John Scott is Professor of Sociology and Pro Vice-Chancellor for Research at Plymouth University. He was previously Professor of Sociology at Essex University and Leicester University. He is a Fellow of the British Academy, an Academician of the Academy of Learned Societies in the Social Sciences, and a Fellow of the Royal Society of Arts. An active member of the British Sociological Association, he has held the posts of Secretary, Treasurer, Chairperson, and President. His most recent publications are Conceptualising the Social World (Cambridge University Press, 2011), The Sage Handbook of Social Network Analysis (edited with Peter Carrington, Sage, 2011), and Sociology (with James Fulcher, Oxford University Press, 2011). His current work on the history of British sociology will appear as Envisioning Sociology. Victor Branford, Patrick Geddes, and the Quest for Social Reconstruction (with Ray Bromley, SUNY Press, 2013).
Malcolm Williams is a Professor and Director of the School of Social Sciences at Cardiff University. Though primarily a sociologist, his work draws on social statistics and philosophy of science. His primary research interests are methodological, particularly probability, causality and the counting of rare and elusive populations. He was the first researcher to use the method of mark-recapture to measure homeless populations. His empirical research has included work on household formation and dissolution, housing need and more recently issues of pedagogy in the teaching of quantitative methods. He has published/edited nine books/collections. His most recent are Teaching Quantitative Methods (with Geoff Payne, Sage, 2011) and The Sage Handbook of Innovation in Social Research Methods (with W. Paul Vogt, Sage, 2011).
ONE
Introduction
The widely accepted view of science is that it is the means of securing truth in knowledge about the world. It is for this reason that many sociologists have taken the view that sociology, along with other social sciences, should follow the scientific method: it should be a science of society. This view has been challenged by those who see society as closer to the arts and humanities than to the sciences: they argue that sociology is a humanistic discipline in which the subjectivity of the individual sociologist is central to the knowledge produced. The most radical variants of this argument see social investigation as totally relativistic.

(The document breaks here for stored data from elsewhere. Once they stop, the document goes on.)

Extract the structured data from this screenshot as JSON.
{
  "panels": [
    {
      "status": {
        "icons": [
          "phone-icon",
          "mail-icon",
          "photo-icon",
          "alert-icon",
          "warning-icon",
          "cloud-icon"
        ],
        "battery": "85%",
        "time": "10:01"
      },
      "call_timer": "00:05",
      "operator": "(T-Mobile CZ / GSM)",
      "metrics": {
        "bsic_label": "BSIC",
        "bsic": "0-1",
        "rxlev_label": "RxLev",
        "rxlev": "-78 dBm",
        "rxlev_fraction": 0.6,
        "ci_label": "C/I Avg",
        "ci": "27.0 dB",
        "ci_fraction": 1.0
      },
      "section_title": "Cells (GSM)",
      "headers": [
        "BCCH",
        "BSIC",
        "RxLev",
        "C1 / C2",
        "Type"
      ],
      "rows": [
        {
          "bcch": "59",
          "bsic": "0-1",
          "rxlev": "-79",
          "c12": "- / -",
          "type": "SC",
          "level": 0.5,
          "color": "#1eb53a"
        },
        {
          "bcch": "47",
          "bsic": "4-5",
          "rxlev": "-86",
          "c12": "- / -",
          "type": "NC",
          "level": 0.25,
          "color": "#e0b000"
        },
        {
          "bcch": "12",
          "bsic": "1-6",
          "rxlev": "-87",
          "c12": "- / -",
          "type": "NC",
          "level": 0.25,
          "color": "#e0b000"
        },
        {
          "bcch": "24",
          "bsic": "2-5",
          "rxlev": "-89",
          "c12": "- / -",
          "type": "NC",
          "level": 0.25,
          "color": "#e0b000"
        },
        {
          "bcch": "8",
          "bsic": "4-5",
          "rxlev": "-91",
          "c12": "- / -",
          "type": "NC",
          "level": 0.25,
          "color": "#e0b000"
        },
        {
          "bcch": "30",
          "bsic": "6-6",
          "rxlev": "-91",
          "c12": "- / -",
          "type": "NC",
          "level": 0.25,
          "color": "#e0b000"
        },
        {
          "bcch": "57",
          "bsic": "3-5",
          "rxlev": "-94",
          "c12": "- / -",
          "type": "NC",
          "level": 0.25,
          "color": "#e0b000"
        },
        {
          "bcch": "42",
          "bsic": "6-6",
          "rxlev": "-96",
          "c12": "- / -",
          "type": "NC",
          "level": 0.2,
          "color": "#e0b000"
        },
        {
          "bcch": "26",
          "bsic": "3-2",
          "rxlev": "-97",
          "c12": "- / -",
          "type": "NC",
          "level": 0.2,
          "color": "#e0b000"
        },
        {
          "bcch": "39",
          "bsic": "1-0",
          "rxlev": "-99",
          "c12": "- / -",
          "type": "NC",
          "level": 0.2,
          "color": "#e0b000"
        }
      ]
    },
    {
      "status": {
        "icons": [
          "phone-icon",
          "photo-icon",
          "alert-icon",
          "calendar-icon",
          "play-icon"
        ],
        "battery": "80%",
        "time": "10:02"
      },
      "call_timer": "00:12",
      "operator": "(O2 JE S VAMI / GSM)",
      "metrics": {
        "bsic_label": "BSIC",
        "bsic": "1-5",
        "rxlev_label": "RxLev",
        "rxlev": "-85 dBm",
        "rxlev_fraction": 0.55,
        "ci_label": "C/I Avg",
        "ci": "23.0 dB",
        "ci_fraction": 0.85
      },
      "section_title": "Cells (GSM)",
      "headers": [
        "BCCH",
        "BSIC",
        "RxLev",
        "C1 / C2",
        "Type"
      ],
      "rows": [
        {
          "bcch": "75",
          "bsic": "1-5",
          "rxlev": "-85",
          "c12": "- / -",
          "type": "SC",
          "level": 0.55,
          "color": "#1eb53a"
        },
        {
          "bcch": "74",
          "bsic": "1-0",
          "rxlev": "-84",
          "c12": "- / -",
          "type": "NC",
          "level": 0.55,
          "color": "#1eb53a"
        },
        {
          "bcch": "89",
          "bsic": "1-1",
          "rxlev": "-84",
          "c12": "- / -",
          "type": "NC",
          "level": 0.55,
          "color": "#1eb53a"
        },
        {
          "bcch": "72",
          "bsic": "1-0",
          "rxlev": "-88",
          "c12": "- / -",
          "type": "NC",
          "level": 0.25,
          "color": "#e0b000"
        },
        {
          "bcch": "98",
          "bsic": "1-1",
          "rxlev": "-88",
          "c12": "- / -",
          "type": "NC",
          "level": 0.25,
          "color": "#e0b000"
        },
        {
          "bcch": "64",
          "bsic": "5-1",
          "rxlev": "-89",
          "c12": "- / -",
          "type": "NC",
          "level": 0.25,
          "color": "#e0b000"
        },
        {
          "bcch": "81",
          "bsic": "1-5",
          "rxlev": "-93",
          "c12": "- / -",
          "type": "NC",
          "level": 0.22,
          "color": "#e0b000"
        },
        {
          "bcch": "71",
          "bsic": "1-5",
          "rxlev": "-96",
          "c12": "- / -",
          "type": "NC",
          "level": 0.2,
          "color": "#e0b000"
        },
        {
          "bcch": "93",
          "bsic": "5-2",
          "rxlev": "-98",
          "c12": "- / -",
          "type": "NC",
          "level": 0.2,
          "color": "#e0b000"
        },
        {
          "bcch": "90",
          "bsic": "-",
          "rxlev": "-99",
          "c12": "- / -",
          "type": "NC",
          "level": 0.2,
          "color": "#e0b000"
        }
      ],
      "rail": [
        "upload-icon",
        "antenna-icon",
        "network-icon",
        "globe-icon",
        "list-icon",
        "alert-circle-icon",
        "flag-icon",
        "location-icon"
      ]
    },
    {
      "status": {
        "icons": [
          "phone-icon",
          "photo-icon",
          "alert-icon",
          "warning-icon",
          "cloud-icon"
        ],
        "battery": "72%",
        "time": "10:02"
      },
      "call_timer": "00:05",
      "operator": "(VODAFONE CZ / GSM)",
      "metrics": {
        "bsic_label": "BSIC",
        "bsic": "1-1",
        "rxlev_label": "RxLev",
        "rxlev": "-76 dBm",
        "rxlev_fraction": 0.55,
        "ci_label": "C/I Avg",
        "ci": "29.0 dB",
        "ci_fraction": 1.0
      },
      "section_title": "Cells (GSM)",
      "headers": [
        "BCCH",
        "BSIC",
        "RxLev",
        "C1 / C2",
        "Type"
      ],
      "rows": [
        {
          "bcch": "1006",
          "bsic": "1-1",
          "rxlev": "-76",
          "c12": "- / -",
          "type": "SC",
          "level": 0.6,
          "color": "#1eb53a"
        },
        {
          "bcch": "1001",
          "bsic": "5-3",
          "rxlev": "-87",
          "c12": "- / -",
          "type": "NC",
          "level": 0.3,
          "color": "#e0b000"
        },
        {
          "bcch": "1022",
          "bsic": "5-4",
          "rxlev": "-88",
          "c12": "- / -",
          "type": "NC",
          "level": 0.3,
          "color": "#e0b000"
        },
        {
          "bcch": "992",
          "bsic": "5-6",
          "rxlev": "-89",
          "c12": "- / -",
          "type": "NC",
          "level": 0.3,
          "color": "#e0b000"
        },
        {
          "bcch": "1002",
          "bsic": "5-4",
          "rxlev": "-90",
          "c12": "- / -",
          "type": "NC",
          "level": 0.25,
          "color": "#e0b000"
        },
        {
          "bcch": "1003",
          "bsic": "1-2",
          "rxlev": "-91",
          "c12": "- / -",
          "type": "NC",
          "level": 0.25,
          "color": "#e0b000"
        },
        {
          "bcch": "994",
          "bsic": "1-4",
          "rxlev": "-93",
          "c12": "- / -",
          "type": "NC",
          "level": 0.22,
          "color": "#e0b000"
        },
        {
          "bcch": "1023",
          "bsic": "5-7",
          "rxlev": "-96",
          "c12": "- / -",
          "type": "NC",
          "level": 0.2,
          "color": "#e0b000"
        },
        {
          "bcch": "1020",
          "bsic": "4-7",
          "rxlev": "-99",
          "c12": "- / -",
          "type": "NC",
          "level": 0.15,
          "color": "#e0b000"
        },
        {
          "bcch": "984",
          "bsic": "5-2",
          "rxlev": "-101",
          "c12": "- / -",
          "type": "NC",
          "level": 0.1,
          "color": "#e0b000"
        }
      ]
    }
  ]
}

The implications of this go beyond sociology, and the view of science as an objective basis for truth has been challenged. Those working in social studies of science have developed a view often characterised as social constructionism that appears to challenge the objectivity of science and its claims to produce true knowledge. Scientific knowledge, they argue, is a product of the constructive practices of scientists and cannot be seen as an unproblematic reflection of a world external to science.